Bad enough that school knocked me out of my perfectly constructed imaginary world, but this new world seemed nasty and unrelenting and bewildering, leaving me to wobble through grade one convinced there’d been some terrible mistake, that I’d been dropped off at the wrong place. All this pressure to learn boring stuff on a precise schedule, while fending off brashly aggressive boys and bossy, fusspot girls, left me in a silent state of panic.
Happily, after school, I could always count on the music from my 78 collection to wash over me, building me back up again one song at a time. The sheer physical joy of singing made me feel how I imagined Clark Kent felt when he snuck into a phone booth and changed into his Superman outfit, or the singer of the cowgirl song when she donned her ten-gallon hat and felt like a million dollars: invulnerable. Those kids could crow all they wanted about their adding and subtracting skills, but none of them could sing like me or feel music in the special way I did.
In the summer of 1960, Mom and Eileen returned home extremely late one night, still swooning over the Robert Goulet concert they’d attended in Toronto. Dad, who never liked Mom going to Toronto (or anywhere else that wasn’t spitting distance from our house) without his protection, greeted Mom at the front door, livid. The more Mom oohed and aahed about Goulet, the angrier Dad became. I, in turn, felt a kind of roiling jealousy I’d never experienced before. That did it: I was going to be a famous singer, the greatest singer ever, good enough to make Mom swoon, so she wouldn’t disappear until the early hours of the morning.
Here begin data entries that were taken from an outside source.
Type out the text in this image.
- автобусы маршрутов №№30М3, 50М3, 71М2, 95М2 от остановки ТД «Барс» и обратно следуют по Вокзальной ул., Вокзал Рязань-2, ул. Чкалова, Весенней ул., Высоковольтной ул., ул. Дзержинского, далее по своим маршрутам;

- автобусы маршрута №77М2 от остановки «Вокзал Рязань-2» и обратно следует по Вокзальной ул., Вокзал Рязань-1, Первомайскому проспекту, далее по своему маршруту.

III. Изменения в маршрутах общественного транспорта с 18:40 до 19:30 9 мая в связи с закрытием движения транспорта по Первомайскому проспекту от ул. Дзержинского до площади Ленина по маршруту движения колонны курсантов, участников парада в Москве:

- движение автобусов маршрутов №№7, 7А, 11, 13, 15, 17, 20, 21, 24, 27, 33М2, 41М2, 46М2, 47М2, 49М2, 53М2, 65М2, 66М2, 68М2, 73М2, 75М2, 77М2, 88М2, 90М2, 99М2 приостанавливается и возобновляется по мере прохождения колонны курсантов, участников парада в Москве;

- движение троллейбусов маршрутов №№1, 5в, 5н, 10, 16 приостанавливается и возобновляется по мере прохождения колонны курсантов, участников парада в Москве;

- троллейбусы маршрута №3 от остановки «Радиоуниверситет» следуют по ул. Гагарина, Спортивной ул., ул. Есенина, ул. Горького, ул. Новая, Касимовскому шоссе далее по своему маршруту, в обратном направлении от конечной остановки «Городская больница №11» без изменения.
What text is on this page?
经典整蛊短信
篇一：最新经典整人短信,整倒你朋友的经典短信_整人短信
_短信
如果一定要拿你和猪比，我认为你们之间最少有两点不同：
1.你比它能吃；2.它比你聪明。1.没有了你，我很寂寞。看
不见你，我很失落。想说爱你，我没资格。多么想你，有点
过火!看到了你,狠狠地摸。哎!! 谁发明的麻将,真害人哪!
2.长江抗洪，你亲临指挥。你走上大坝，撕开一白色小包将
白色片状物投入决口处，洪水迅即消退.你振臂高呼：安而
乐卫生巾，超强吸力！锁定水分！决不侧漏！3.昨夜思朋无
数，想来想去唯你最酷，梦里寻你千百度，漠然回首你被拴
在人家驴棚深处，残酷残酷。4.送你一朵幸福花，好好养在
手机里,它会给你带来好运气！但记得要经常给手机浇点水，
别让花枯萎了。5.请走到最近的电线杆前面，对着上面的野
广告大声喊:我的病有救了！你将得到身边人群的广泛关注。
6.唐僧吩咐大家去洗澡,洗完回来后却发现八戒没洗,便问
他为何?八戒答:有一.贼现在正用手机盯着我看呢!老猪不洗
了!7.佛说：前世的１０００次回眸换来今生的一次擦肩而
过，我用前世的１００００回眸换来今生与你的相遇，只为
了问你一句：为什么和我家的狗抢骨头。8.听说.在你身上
When Dad declared, shortly after the Goulet incident, that we were moving out of Newmarket, I was convinced that Mom’s night out in Toronto with Eileen was the reason.
Mom, although heartbroken over leaving Newmarket for Don Mills, kept any distaste she may have felt for our new neighbourhood to herself, listening stone-faced as Dad would tell us, in his pep rally voice: “This new Don Mills neighbourhood is chock full of all sorts of opportunities.” “Opportunity” was one of Dad’s favourite words. But not mine. Because with new opportunities came new expectations, which meant more pressure, which meant, I was convinced, more failures. What if I let Dad down, after all the trouble he’d gone through to move us into this shiny new subdivision?
“Every move we make—to a new house, to a better school—represents an exciting step your father is taking up the career ladder,” was Mom’s non-answer answer when I asked her how she felt about leaving Newmarket. But I didn’t much like ladders.
In time, the power of Dad’s determined enthusiasm overrode our fears. We were like a little family assembly line, as one by one, Dad’s insistence that we would soon see the superior splendour of Don Mills passed from him to Mom to me, and on down to Larry and Karen, until we were all converted to his way of thinking. Larry and Karen were too young to know much of anything. You could put them on the moon and they’d still play and fight in the same non-stop, irritating way. Mom, however, may have found it unfair how everything from the important stuff—where we lived—to the everyday—which set of lawn chairs to buy—always came down to what Dad wanted. But when Dad wound himself up into one of his deliriously joyous moods, Mom couldn’t resist him. She would step back and peer up at him the way a child might gawk at a circus performer.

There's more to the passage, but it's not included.